Lincoln Center prepared to submit its redevelopment plan to the city of New York this week, after months of bickering that led to several radical revisions and the resignations of the center’s president and the development project’s head. The powerful performing arts organizations with residencies at Lincoln Center, which include the Metropolitan Opera, the New York Philharmonic Orchestra and Jazz at Lincoln Center, agreed to set aside their differences and submit a very tentative plan in order to move forward with the project.

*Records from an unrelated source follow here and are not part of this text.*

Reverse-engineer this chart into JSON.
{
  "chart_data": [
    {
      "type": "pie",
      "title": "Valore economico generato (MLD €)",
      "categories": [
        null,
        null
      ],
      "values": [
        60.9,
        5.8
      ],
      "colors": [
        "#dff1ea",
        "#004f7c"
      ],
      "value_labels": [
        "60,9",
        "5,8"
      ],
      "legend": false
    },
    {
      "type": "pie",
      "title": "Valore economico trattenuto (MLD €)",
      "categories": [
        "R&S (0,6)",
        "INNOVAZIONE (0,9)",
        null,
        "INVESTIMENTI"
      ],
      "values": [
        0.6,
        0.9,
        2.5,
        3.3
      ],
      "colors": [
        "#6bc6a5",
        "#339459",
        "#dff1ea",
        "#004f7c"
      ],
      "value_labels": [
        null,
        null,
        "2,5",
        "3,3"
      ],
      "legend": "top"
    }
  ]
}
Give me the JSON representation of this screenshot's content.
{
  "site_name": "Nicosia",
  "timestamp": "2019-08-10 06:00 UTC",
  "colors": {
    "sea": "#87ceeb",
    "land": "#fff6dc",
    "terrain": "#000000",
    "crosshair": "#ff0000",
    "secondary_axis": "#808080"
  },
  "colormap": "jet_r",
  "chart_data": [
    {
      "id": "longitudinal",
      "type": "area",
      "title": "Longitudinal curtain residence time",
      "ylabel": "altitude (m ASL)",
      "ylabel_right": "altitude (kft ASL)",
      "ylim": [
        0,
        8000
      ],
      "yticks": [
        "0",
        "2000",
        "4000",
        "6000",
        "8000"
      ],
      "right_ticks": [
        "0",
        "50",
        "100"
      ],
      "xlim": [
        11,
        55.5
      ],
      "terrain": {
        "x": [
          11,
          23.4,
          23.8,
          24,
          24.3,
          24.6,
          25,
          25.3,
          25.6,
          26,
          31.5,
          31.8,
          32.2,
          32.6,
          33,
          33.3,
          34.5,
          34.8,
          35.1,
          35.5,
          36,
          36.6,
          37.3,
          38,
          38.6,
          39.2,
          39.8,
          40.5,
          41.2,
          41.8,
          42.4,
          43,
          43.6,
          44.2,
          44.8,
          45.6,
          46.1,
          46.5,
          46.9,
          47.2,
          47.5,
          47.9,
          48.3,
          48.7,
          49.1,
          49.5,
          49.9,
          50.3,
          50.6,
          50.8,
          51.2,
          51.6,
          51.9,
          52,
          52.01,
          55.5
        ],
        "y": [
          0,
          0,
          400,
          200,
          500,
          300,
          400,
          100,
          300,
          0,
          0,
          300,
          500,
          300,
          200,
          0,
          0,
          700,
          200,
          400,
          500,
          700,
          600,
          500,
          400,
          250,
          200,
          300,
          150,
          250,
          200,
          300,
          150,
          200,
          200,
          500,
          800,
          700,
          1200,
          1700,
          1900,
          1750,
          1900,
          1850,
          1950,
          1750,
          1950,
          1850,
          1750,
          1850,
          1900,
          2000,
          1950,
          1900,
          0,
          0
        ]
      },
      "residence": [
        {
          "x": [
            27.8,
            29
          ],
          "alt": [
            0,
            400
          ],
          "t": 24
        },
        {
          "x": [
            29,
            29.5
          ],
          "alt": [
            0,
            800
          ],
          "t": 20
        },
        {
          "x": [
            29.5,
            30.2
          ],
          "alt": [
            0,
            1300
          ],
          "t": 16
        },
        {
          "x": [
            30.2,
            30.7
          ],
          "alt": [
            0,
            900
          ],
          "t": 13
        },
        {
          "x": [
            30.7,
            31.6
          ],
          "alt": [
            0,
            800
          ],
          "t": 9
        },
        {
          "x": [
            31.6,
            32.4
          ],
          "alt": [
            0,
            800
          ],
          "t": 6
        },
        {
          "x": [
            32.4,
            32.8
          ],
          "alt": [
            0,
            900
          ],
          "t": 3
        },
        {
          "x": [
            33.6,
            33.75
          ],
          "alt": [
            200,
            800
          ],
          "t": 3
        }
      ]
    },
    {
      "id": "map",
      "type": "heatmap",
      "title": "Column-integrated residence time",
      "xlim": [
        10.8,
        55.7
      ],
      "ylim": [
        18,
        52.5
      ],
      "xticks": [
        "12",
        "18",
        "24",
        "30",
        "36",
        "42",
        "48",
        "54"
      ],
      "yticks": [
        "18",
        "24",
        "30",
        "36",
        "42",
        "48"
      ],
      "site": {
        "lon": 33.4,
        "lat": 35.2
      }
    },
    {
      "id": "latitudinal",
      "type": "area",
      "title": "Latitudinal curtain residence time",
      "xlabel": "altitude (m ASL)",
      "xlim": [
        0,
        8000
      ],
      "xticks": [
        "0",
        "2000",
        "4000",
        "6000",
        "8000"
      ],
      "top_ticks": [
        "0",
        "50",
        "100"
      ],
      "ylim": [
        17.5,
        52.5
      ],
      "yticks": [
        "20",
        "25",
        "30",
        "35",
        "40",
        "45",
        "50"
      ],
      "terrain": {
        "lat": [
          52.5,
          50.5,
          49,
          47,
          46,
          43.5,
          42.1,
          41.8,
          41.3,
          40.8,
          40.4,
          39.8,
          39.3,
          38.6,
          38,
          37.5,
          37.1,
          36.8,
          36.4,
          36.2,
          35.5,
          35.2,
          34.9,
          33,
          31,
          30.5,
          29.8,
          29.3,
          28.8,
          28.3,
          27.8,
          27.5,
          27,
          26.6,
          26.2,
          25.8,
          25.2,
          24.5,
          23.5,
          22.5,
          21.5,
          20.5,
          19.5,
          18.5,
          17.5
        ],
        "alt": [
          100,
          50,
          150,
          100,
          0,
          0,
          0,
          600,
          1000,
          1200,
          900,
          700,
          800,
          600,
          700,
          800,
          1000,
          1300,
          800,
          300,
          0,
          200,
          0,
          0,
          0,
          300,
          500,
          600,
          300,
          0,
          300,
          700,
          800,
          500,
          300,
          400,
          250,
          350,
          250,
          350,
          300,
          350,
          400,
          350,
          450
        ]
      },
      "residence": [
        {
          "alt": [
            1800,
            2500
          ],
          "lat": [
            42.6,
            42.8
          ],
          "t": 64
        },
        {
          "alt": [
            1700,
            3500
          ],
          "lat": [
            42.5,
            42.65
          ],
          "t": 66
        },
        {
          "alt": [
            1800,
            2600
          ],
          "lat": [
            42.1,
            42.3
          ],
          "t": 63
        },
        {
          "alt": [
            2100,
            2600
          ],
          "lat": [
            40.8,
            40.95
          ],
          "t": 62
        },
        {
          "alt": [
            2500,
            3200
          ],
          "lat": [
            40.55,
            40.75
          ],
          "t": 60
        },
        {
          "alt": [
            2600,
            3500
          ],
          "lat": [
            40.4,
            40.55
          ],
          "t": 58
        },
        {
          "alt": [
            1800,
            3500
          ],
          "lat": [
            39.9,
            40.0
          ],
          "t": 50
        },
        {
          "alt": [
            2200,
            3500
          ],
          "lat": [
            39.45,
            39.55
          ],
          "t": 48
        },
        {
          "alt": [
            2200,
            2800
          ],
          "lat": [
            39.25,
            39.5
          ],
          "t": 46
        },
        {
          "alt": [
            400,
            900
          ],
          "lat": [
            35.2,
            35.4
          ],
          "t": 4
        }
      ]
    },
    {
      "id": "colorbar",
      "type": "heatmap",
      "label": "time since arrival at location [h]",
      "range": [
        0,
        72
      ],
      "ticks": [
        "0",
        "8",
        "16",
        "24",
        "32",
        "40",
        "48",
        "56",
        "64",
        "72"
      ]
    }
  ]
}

The city had agreed to fund the redevelopment project to the tune of $240 million over ten years, which would leave the remainder of the $1.2 billion project to be covered by private donations. However, the true cost of the project is still up in the air, as the redevelopment plan that was submitted is by no means final. The hottest disputes concern the fate of the open spaces surrounding Lincoln Center’s arts spaces, with the major battle centering on New York City Opera’s desire for a new home in Damrosch Park and the Metropolitan Opera’s desire for them not to have a new home there.
Most of the plan, however, proposes a comprehensive upgrading of the performance halls to bring them into line with the latest acoustic science and to provide the amenities to which concert-going audiences have become accustomed. The NYPO must cover the biggest chunk of the cost, as it will spend $326 million in an attempt to rectify the acoustic and aesthetic nightmare that is Avery Fisher Hall.